Electrocatalytic oxygen reduction of COF-derived porous Fe-Nx nanoclusters/carbon catalyst and application for high performance Zn-air battery

The development of non-previous-metal electrocatalyst with low cost, high activity and stability towards oxygen reduction reaction (ORR) remains a challenge. Covalent organic frameworks (COFs) have emerged as promising candidates for the preparation of porous metal/nitrogen co-doped carbon catalysts. In the present work, porous Fe-Nx nanoclusters/carbon catalysts are prepared by pyrolyzing iron-containing covalent-triazine organic frameworks. It is found that the synthesis conditions including pyrolysis temperature and pressure have great impacts on the surface area of micropores, mesopores and macropores, which in turn influences the ORR activity of catalysts by varying the mass diffusion and the contact of active centers with electrolytes. The optimized catalyst (denoted as Fe1.2NC-0.02-800), having the highest both BET and external surface areas, shows much higher kinetic current density and catalytic stability than commercial Pt/C catalyst in ORR process. When being assembled into Zn-air battery, it also exhibits excellent performances in terms of open circuit voltage (1.45 V), power density (210 mW cm-2 at 330 mA cm-2) and specific capacity (713.1 mA h g- 1 Zn ), which outperform the corresponding values of Pt/C-based Zn-air battery.

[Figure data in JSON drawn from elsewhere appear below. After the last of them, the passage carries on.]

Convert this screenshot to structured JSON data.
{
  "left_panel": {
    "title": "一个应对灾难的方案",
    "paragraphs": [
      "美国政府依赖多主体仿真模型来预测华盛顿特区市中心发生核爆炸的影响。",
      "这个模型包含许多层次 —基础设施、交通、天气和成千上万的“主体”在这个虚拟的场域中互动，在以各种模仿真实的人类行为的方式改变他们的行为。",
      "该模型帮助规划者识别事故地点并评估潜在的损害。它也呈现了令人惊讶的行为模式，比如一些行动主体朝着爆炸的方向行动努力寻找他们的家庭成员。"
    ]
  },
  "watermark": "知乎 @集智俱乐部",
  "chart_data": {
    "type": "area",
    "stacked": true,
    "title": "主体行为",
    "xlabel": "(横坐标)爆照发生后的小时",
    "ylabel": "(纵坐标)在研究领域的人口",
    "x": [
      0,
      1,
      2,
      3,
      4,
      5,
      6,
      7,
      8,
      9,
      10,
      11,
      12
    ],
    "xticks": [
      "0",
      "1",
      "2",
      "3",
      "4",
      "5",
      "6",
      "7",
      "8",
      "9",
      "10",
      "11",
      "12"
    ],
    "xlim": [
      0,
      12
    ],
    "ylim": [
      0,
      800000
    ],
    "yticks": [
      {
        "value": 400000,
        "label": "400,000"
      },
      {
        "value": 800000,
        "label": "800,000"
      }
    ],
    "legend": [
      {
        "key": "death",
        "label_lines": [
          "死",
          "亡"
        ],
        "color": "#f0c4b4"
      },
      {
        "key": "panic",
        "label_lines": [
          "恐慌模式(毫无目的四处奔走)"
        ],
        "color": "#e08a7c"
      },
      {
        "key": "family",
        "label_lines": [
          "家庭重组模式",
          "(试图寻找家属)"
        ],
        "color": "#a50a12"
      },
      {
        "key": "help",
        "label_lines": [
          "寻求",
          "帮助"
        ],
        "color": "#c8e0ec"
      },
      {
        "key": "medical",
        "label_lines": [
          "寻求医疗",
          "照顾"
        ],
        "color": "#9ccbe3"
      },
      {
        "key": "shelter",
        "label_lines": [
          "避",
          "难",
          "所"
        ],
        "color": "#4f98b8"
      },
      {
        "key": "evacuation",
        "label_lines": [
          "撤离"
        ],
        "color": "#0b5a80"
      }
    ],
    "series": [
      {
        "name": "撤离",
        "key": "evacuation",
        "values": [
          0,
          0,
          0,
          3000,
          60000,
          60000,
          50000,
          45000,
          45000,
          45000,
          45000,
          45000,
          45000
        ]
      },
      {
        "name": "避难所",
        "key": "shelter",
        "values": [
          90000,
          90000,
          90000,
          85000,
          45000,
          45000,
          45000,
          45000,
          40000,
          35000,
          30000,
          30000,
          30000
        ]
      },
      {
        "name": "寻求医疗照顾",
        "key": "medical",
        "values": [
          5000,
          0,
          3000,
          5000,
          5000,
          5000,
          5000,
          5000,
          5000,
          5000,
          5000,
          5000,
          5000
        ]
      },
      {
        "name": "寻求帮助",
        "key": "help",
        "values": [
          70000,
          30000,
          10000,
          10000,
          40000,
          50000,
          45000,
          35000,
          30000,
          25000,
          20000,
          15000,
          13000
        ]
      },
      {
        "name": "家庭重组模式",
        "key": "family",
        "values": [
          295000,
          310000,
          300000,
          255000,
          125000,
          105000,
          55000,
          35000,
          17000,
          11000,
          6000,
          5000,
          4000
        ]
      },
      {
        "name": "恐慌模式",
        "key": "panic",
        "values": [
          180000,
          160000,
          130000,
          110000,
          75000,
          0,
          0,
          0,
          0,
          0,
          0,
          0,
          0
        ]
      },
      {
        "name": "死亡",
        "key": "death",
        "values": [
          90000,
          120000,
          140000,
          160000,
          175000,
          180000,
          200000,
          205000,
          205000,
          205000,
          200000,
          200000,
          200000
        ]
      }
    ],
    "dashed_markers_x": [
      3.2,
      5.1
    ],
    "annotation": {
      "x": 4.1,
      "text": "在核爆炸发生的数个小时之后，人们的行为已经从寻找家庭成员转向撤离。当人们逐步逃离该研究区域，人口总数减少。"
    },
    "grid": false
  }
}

Moreover, 15 light-emitting diodes can be powered by two series-connected Zn-air batteries with Fe1.2NC-0.02-800 as the air-cathode catalyst, implying its promising application in clean energy conversion field.

Automated summary

The study focuses on developing porous Fe-Nx nanoclusters/carbon catalysts by pyrolyzing iron-containing covalent-triazine organic frameworks. The optimized catalyst shows higher BET and external surface areas, leading to improved ORR activity and stability. It also exhibits excellent performance in Zn-air battery with potential application in clean energy conversion field.